Kisah RPKAD Merebut RRI dari G30S PKI, Ada Brigjen Takut Masuk Studio Siaran
Ilustrasi: kaus bergambar palu arit yang diidentikkan dengan PKI. Foto: dok/JPNN.com

jpnn.com, JAKARTA - Salah satu momen krusial setelah Gerakan 30 September (G30S) meletus ialah pengambilalihan Stasiun Radio Republik Indonesia (RRI) Pusat.

Stasiun radio milik pemerintah itu sempat menjadi corong bagi Letkol Untung Syamsuri setelah anak buahnya menculik enam jenderal TNI Angkatan Darat.

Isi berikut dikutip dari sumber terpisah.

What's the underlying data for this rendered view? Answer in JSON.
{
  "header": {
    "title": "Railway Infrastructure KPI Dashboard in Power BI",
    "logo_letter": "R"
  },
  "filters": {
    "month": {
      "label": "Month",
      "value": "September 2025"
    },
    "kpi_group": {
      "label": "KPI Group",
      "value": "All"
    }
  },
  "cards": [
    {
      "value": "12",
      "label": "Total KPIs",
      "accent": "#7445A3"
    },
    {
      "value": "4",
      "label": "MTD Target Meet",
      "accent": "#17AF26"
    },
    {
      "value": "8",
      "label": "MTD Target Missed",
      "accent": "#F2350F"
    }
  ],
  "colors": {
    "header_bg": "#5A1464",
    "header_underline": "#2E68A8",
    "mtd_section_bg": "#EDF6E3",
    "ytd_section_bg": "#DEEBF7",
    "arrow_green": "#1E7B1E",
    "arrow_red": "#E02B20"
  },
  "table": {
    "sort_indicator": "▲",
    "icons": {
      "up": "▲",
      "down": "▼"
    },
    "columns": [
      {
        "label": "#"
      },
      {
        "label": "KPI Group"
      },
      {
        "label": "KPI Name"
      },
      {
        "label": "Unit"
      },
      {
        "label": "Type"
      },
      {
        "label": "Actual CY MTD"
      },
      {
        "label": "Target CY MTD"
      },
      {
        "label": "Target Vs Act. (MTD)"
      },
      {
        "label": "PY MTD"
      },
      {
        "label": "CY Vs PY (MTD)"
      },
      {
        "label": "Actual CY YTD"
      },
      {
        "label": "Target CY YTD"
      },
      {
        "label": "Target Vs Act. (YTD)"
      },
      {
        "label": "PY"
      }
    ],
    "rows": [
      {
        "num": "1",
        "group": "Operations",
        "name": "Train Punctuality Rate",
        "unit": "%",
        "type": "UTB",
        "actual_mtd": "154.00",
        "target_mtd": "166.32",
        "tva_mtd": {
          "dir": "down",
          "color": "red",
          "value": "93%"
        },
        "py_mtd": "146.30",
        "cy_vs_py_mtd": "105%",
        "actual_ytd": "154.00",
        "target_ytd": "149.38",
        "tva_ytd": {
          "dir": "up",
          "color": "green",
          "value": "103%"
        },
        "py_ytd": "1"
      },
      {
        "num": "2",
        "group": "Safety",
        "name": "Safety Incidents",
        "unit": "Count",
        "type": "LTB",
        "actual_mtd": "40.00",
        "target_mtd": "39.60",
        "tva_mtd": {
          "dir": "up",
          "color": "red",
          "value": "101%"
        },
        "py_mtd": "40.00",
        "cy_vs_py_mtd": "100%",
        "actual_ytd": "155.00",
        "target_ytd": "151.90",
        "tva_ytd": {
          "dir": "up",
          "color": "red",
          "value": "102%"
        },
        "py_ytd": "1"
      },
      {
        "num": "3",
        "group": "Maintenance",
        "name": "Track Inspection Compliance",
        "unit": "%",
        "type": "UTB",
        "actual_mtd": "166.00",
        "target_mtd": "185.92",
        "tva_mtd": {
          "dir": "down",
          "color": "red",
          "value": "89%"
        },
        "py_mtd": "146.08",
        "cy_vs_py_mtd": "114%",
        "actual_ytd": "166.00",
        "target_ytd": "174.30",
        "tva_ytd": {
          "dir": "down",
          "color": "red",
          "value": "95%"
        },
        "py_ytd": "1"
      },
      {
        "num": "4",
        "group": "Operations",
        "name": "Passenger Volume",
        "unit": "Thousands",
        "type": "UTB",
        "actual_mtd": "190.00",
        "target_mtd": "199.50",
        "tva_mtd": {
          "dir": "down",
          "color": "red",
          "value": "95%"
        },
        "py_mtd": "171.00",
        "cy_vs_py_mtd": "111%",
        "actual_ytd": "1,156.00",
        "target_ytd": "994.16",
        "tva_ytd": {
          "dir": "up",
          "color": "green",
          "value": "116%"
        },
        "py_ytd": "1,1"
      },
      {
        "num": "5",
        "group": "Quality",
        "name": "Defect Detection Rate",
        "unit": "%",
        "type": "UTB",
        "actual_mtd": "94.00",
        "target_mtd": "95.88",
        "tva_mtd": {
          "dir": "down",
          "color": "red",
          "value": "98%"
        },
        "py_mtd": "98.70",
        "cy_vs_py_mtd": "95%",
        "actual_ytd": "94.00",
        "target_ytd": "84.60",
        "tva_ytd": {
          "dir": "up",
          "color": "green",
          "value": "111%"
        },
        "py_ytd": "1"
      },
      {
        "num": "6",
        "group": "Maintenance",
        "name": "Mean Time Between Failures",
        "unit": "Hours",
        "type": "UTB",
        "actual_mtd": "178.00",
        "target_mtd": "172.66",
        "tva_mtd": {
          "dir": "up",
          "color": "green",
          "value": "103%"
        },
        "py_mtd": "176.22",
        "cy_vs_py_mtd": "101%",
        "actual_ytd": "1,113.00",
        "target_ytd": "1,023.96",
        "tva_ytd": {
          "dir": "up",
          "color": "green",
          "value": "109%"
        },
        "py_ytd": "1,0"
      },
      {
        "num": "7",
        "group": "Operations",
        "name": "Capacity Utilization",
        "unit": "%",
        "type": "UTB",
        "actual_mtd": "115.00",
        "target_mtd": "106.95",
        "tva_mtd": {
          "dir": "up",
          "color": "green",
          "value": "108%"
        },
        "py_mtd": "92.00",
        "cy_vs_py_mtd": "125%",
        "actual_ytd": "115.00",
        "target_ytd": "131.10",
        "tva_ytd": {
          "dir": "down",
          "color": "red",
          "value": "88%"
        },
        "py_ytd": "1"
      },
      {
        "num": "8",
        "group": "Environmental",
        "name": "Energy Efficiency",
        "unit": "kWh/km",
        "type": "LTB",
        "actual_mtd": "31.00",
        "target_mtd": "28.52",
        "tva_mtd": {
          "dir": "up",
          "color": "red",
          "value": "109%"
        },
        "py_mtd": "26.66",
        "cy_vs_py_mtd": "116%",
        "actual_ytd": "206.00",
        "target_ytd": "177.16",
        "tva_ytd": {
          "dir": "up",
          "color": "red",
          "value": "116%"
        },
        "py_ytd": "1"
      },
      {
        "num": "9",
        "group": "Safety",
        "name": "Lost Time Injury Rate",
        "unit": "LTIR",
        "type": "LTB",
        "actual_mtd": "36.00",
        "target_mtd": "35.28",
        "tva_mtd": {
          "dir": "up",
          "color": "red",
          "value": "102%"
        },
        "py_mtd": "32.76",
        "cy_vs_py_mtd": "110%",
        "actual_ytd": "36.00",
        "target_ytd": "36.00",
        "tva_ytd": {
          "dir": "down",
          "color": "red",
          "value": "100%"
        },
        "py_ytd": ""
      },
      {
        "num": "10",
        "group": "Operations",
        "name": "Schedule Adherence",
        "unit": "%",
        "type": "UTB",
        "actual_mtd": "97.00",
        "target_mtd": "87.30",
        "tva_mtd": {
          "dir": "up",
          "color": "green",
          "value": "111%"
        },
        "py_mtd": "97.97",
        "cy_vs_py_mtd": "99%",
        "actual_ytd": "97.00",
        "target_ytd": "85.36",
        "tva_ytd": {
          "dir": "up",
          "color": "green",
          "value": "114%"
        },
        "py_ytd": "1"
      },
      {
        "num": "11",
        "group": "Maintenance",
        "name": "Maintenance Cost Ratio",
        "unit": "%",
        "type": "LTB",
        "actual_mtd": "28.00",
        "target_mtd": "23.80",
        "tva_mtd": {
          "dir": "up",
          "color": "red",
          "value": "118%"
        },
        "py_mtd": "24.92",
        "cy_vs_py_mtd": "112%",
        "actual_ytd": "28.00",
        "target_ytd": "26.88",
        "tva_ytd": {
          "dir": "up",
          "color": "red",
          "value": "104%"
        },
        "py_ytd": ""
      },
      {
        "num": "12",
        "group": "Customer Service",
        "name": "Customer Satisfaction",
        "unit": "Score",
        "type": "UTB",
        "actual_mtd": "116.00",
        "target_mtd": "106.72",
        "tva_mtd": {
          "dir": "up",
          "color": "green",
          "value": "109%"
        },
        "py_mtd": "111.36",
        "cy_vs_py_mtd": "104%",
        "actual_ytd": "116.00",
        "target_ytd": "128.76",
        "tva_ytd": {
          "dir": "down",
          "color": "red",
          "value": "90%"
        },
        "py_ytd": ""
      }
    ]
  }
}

Hendro Subroto dalam buku biografi Sintong Panjaitan yang berjudul 'Perjalanan Seorang Prajurit Para Komando' menyebut peranan RRI pusat sangat vital.

Pada 1 Oktober 1965 pukul 04.00, tutur Hendro, G30S PKI menggerakkan pasukan berkekuatan satu divisi dari tentara reguler dan ormas komunis untuk menguasai Jakarta Raya, termasuk dua objek vital di sekitar Monas, yakni RRI dan Kantor Besar Telekomunikasi.

Pasukan yang menggunakan sandi Divisi Ampera itu dipimpin oleh Komandan Brigif I/Jaya Sakti Kodam V Jakarta Raya Kolonel A Latief.

Selanjutnya, Kolonel Latief menugaskan Komandan Pasukan Bima Sakti Kapten Suradi menguasai RRI dan Kantor Besar Telekomunikasi.

Suradi merupakan Kepala Seksi 1/Intelijen Brigif I/ Jaya Sakti. Pasukannya langsung menguasai RRI di Jalan Medan Merdeka Barat dan Kantor Besar Telekomunikasi di Jalan Medan Merdeka Selatan.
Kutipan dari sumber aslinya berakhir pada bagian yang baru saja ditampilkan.